30 more people charged in connection with Minnesota church incident: DOJ

Former CNN journalist Don Lemon was previously charged in the incident.

February 27, 2026, 7:12 PM

Thirty more people have been charged in connection with an incident last month in which anti-ICE protesters disrupted a service at a Minnesota church, Attorney General Pam Bondi said Friday.

"At my direction, federal agents have already arrested 25 of them, with more to come throughout the day," Bondi said in a post on X after a superseding indictment in the case was unsealed. "YOU CANNOT ATTACK A HOUSE OF WORSHIP. If you do so, you cannot hide from us -- we will find you, arrest you, and prosecute you."

In this Jan. 30, 2026, file photo, Cities Church is shown in St. Paul, Minnesota.
Stephen Maturen/Getty Images, FILE

The Justice Department had previously charged nine others, including former CNN journalist Don Lemon, for their alleged roles in the incident.
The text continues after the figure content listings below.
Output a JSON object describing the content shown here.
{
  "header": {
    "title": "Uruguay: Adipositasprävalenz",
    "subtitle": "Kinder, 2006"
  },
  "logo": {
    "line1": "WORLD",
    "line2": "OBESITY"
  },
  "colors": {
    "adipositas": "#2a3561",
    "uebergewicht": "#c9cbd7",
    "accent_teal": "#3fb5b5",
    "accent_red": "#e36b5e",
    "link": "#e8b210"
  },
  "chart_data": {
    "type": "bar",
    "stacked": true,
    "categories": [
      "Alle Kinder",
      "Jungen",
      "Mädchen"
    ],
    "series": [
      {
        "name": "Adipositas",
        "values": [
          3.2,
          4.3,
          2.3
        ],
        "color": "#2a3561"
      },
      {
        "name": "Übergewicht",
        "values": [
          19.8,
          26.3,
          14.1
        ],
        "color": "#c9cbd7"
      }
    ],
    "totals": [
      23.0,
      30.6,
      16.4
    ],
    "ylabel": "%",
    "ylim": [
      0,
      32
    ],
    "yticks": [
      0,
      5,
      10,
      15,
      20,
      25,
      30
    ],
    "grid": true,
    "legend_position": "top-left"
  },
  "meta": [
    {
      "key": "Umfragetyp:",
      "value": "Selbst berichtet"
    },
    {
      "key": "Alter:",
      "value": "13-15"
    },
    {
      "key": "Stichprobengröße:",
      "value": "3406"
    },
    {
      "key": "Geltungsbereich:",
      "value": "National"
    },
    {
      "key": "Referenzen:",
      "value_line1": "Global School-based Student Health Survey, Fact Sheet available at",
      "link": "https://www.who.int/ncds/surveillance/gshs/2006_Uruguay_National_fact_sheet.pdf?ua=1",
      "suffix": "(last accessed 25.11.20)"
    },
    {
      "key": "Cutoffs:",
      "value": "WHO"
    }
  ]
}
Lemon and several others pleaded not guilty to federal civil rights charges earlier this month.

The incident unfolded on Jan. 18, when protesters entered Cities Church in St. Paul. The protesters said one of the pastors is the acting director of the St. Paul ICE field office. Protesters were heard chanting "Justice for Renee Good" inside the church, referencing the woman fatally shot by a federal agent in Minneapolis in early January.
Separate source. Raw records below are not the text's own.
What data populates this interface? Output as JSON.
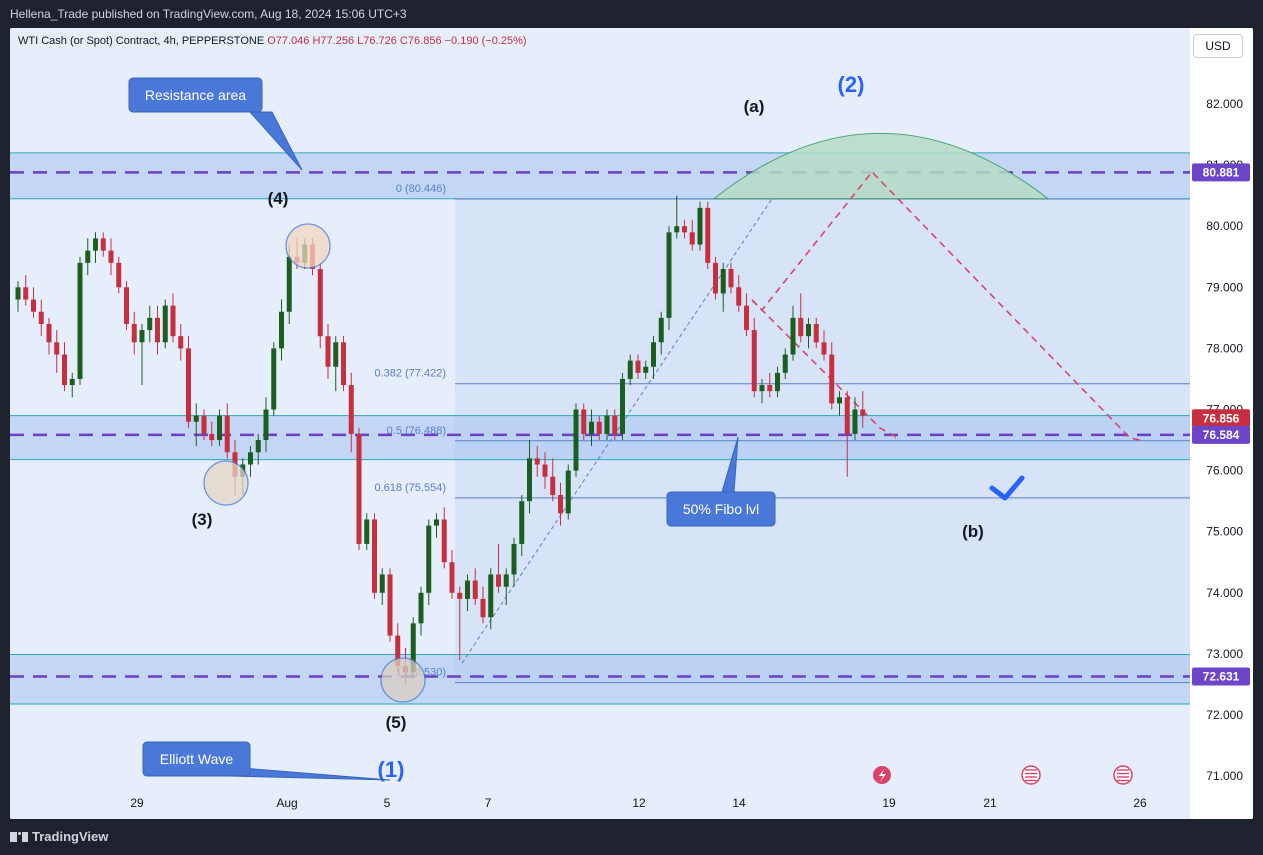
{
  "header": {
    "publisher": "Hellena_Trade published on TradingView.com, Aug 18, 2024 15:06 UTC+3"
  },
  "legend": {
    "symbol": "WTI Cash (or Spot) Contract, 4h, PEPPERSTONE",
    "open": "O77.046",
    "high": "H77.256",
    "low": "L76.726",
    "close": "C76.856",
    "change": "−0.190 (−0.25%)"
  },
  "currency": "USD",
  "footer": {
    "brand": "TradingView"
  },
  "colors": {
    "up": "#1b5e20",
    "down": "#c62f3f",
    "zone": "#a6c3f2",
    "dash": "#6c3fc4",
    "badge_purple": "#6c45c8",
    "badge_red": "#c62f3f"
  },
  "chart_data": {
    "type": "candlestick",
    "y_axis": {
      "range": [
        70.6,
        83.2
      ],
      "ticks": [
        "82.000",
        "81.000",
        "80.000",
        "79.000",
        "78.000",
        "77.000",
        "76.000",
        "75.000",
        "74.000",
        "73.000",
        "72.000",
        "71.000"
      ]
    },
    "x_axis": {
      "ticks": [
        "29",
        "Aug",
        "5",
        "7",
        "12",
        "14",
        "19",
        "21",
        "26"
      ]
    },
    "price_badges": [
      {
        "value": "80.881",
        "price": 80.881,
        "color": "#6c45c8"
      },
      {
        "value": "76.856",
        "price": 76.856,
        "color": "#c62f3f"
      },
      {
        "value": "76.584",
        "price": 76.584,
        "color": "#6c45c8"
      },
      {
        "value": "72.631",
        "price": 72.631,
        "color": "#6c45c8"
      }
    ],
    "zones": [
      {
        "top": 81.2,
        "bottom": 80.45
      },
      {
        "top": 76.9,
        "bottom": 76.18
      },
      {
        "top": 72.99,
        "bottom": 72.18
      }
    ],
    "dashed_levels": [
      80.881,
      76.584,
      72.631
    ],
    "fib": {
      "from": 72.53,
      "to": 80.446,
      "levels": [
        {
          "label": "0 (80.446)",
          "price": 80.446
        },
        {
          "label": "0.382 (77.422)",
          "price": 77.422
        },
        {
          "label": "0.5 (76.488)",
          "price": 76.488
        },
        {
          "label": "0.618 (75.554)",
          "price": 75.554
        },
        {
          "label": "1 (72.530)",
          "price": 72.53
        }
      ]
    },
    "waves": [
      {
        "label": "(4)"
      },
      {
        "label": "(3)"
      },
      {
        "label": "(5)"
      },
      {
        "label": "(a)"
      },
      {
        "label": "(b)"
      }
    ],
    "big_waves": [
      {
        "label": "(2)"
      },
      {
        "label": "(1)"
      }
    ],
    "callouts": [
      {
        "label": "Resistance area"
      },
      {
        "label": "50% Fibo lvl"
      },
      {
        "label": "Elliott Wave"
      }
    ],
    "candles": [
      [
        78.8,
        79.1,
        78.6,
        79.0
      ],
      [
        79.0,
        79.2,
        78.7,
        78.8
      ],
      [
        78.8,
        79.0,
        78.5,
        78.6
      ],
      [
        78.6,
        78.8,
        78.2,
        78.4
      ],
      [
        78.4,
        78.5,
        77.9,
        78.1
      ],
      [
        78.1,
        78.3,
        77.6,
        77.9
      ],
      [
        77.9,
        78.1,
        77.3,
        77.4
      ],
      [
        77.4,
        77.6,
        77.2,
        77.5
      ],
      [
        77.5,
        79.5,
        77.4,
        79.4
      ],
      [
        79.4,
        79.8,
        79.2,
        79.6
      ],
      [
        79.6,
        79.9,
        79.4,
        79.8
      ],
      [
        79.8,
        79.9,
        79.5,
        79.6
      ],
      [
        79.6,
        79.8,
        79.2,
        79.4
      ],
      [
        79.4,
        79.5,
        78.9,
        79.0
      ],
      [
        79.0,
        79.1,
        78.3,
        78.4
      ],
      [
        78.4,
        78.6,
        77.9,
        78.1
      ],
      [
        78.1,
        78.4,
        77.4,
        78.3
      ],
      [
        78.3,
        78.7,
        78.1,
        78.5
      ],
      [
        78.5,
        78.7,
        77.9,
        78.1
      ],
      [
        78.1,
        78.8,
        78.0,
        78.7
      ],
      [
        78.7,
        78.9,
        78.1,
        78.2
      ],
      [
        78.2,
        78.4,
        77.8,
        78.0
      ],
      [
        78.0,
        78.2,
        76.7,
        76.8
      ],
      [
        76.8,
        77.1,
        76.4,
        76.9
      ],
      [
        76.9,
        77.0,
        76.5,
        76.6
      ],
      [
        76.6,
        76.8,
        76.4,
        76.5
      ],
      [
        76.5,
        77.0,
        76.4,
        76.9
      ],
      [
        76.9,
        77.1,
        76.2,
        76.3
      ],
      [
        76.3,
        76.5,
        75.6,
        75.9
      ],
      [
        75.9,
        76.2,
        75.6,
        76.1
      ],
      [
        76.1,
        76.4,
        75.9,
        76.3
      ],
      [
        76.3,
        76.6,
        76.1,
        76.5
      ],
      [
        76.5,
        77.2,
        76.3,
        77.0
      ],
      [
        77.0,
        78.1,
        76.9,
        78.0
      ],
      [
        78.0,
        78.8,
        77.8,
        78.6
      ],
      [
        78.6,
        79.7,
        78.4,
        79.5
      ],
      [
        79.5,
        79.8,
        79.3,
        79.4
      ],
      [
        79.4,
        79.8,
        79.3,
        79.7
      ],
      [
        79.7,
        79.8,
        79.2,
        79.3
      ],
      [
        79.3,
        79.4,
        78.0,
        78.2
      ],
      [
        78.2,
        78.4,
        77.5,
        77.7
      ],
      [
        77.7,
        78.2,
        77.3,
        78.1
      ],
      [
        78.1,
        78.2,
        77.3,
        77.4
      ],
      [
        77.4,
        77.6,
        76.3,
        76.6
      ],
      [
        76.6,
        76.7,
        74.7,
        74.8
      ],
      [
        74.8,
        75.3,
        74.7,
        75.2
      ],
      [
        75.2,
        75.3,
        73.9,
        74.0
      ],
      [
        74.0,
        74.4,
        73.8,
        74.3
      ],
      [
        74.3,
        74.4,
        73.2,
        73.3
      ],
      [
        73.3,
        73.5,
        72.7,
        72.8
      ],
      [
        72.8,
        73.1,
        72.5,
        72.7
      ],
      [
        72.7,
        73.6,
        72.6,
        73.5
      ],
      [
        73.5,
        74.1,
        73.3,
        74.0
      ],
      [
        74.0,
        75.2,
        73.8,
        75.1
      ],
      [
        75.1,
        75.3,
        74.9,
        75.2
      ],
      [
        75.2,
        75.4,
        74.4,
        74.5
      ],
      [
        74.5,
        74.7,
        73.9,
        74.0
      ],
      [
        74.0,
        74.1,
        72.9,
        73.9
      ],
      [
        73.9,
        74.3,
        73.7,
        74.2
      ],
      [
        74.2,
        74.4,
        73.8,
        73.9
      ],
      [
        73.9,
        74.1,
        73.5,
        73.6
      ],
      [
        73.6,
        74.4,
        73.4,
        74.3
      ],
      [
        74.3,
        74.8,
        74.0,
        74.1
      ],
      [
        74.1,
        74.4,
        73.8,
        74.3
      ],
      [
        74.3,
        74.9,
        74.1,
        74.8
      ],
      [
        74.8,
        75.6,
        74.6,
        75.5
      ],
      [
        75.5,
        76.5,
        75.3,
        76.2
      ],
      [
        76.2,
        76.4,
        75.9,
        76.1
      ],
      [
        76.1,
        76.3,
        75.7,
        75.9
      ],
      [
        75.9,
        76.2,
        75.5,
        75.6
      ],
      [
        75.6,
        75.8,
        75.1,
        75.3
      ],
      [
        75.3,
        76.1,
        75.2,
        76.0
      ],
      [
        76.0,
        77.1,
        75.9,
        77.0
      ],
      [
        77.0,
        77.1,
        76.5,
        76.6
      ],
      [
        76.6,
        77.0,
        76.4,
        76.8
      ],
      [
        76.8,
        76.9,
        76.5,
        76.6
      ],
      [
        76.6,
        77.0,
        76.5,
        76.9
      ],
      [
        76.9,
        77.0,
        76.5,
        76.6
      ],
      [
        76.6,
        77.6,
        76.5,
        77.5
      ],
      [
        77.5,
        77.9,
        77.4,
        77.8
      ],
      [
        77.8,
        77.9,
        77.5,
        77.6
      ],
      [
        77.6,
        77.8,
        77.5,
        77.7
      ],
      [
        77.7,
        78.2,
        77.5,
        78.1
      ],
      [
        78.1,
        78.6,
        77.9,
        78.5
      ],
      [
        78.5,
        80.0,
        78.3,
        79.9
      ],
      [
        79.9,
        80.5,
        79.8,
        80.0
      ],
      [
        80.0,
        80.1,
        79.8,
        79.9
      ],
      [
        79.9,
        80.1,
        79.6,
        79.7
      ],
      [
        79.7,
        80.4,
        79.6,
        80.3
      ],
      [
        80.3,
        80.4,
        79.3,
        79.4
      ],
      [
        79.4,
        79.5,
        78.8,
        78.9
      ],
      [
        78.9,
        79.4,
        78.6,
        79.3
      ],
      [
        79.3,
        79.4,
        78.9,
        79.0
      ],
      [
        79.0,
        79.2,
        78.6,
        78.7
      ],
      [
        78.7,
        78.9,
        78.2,
        78.3
      ],
      [
        78.3,
        78.5,
        77.2,
        77.3
      ],
      [
        77.3,
        77.5,
        77.1,
        77.4
      ],
      [
        77.4,
        77.6,
        77.2,
        77.3
      ],
      [
        77.3,
        77.7,
        77.2,
        77.6
      ],
      [
        77.6,
        78.0,
        77.5,
        77.9
      ],
      [
        77.9,
        78.7,
        77.8,
        78.5
      ],
      [
        78.5,
        78.9,
        78.1,
        78.2
      ],
      [
        78.2,
        78.5,
        78.0,
        78.4
      ],
      [
        78.4,
        78.5,
        78.0,
        78.1
      ],
      [
        78.1,
        78.3,
        77.8,
        77.9
      ],
      [
        77.9,
        78.1,
        77.0,
        77.1
      ],
      [
        77.1,
        77.3,
        76.9,
        77.2
      ],
      [
        77.2,
        77.3,
        75.9,
        76.6
      ],
      [
        76.6,
        77.2,
        76.5,
        77.0
      ],
      [
        77.0,
        77.3,
        76.7,
        76.9
      ]
    ]
  }
}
In this screen grab from a video, people protest at the Cities Church in St. Paul, Minn., on Jan. 18, 2026.
@dawokefarmer2/TikTok

The two-count indictment charges all the defendants with conspiracy against rights of religious freedom and an attempt to injure while exercising religious freedom.

The DOJ alleges that the people met for a "pre-operational briefing" in a shopping center and then entered the church in two waves -- the first "positioning themselves among the congregants" and the second "commencing the disruptive takeover operation, in which the first wave of agitators then actively joined," the superseding indictment states.

The indictment further alleges that the defendants "oppressed, threatened, and intimidated the Church's congregants and pastors" by occupying space in the main aisle and rows of chairs near the front of the church and engaged in "menacing and threatening behavior."

In this screen grab from a video, people protest at the Cities Church in St. Paul, Minn., on Jan. 18, 2026.
@dawokefarmer2/TikTok

Lemon has called the charges "baseless" and said he was arrested for "something that I've been doing for the last 30 years, and that is covering the news."

Activist and attorney Nekima Levy Armstrong, who was identified in the indictment as one of the organizers of the anti-ICE demonstration and has pleaded not guilty to the charges, told ABC News following her arrest last month that the case was "more of the Trump administration's focus on punishing non-violent, peaceful demonstrators, attacking the free press, so that he can silence dissent."